By William Bakhache, Emma Partiot, Vincent Lucansky, Yonis Bare, Boris Bonaventure, Caroline Goujon, Cedric Bories, Maika S Deffieu, Raphael Gaudin

Posted 10 Sep 2021
bioRxiv DOI: 10.1101/2021.09.10.459410

SARS-CoV-2 (CoV2) is the viral agent responsible for the pandemic of the scoronavirus disease 2019 (COVID-19). Vaccines are being deployed all over the world with good efficacy, but there is no approved antiviral treatment to date. This is particularly needed since the emergence of variants and the potential immune escape may prolong pandemic spreading of the infection for much longer than anticipated. Here, we developed a series of small molecules and identified RG10 as a potent antiviral compound against SARS-CoV-2 in cell lines and human airway epithelia (HAE). RG10 localizes to endoplasmic reticulum (ER) membranes, perturbing ER morphology and inducing ER stress.
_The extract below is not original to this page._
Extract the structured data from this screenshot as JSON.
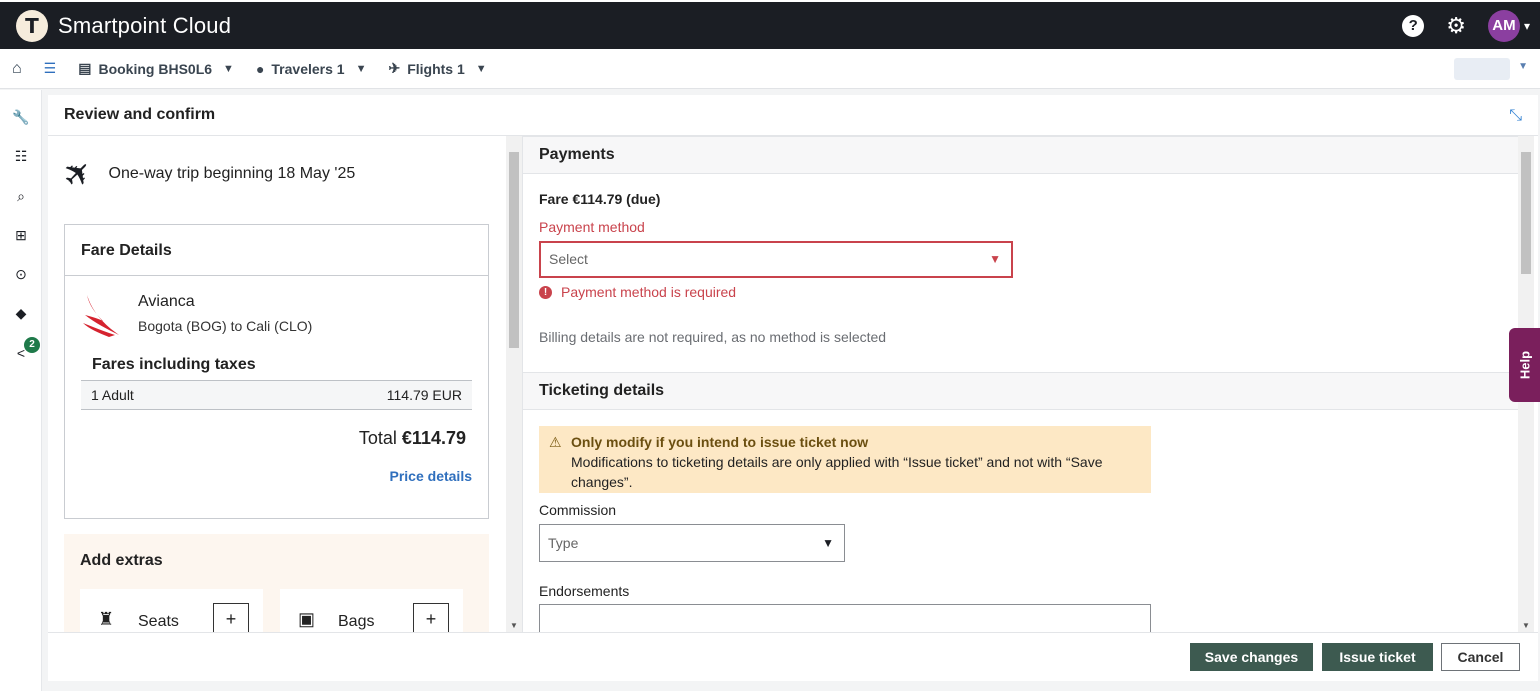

Yet, RG10 does not associate with SARS-CoV-2 replication sites although preventing virus replication. To further investigate the antiviral properties of our compound, we developed fluorescent SARS-CoV-2 viral particles allowing us to track virus arrival to ER membranes. Live cell imaging of replication-competent virus infection revealed that RG10 stalls the intracellular virus-ER dynamics. Finally, we synthesized RG10b, a stable version of RG10, that showed increased potency in vitro and in HAE with a pharmacokinetic half-life greater than 2 h. Together, our work reports on a novel fluorescent virus model and innovative antiviral strategy consisting of the perturbation of ER/virus dynamics, highlighting the promising antiviral properties of RG10 and RG10b.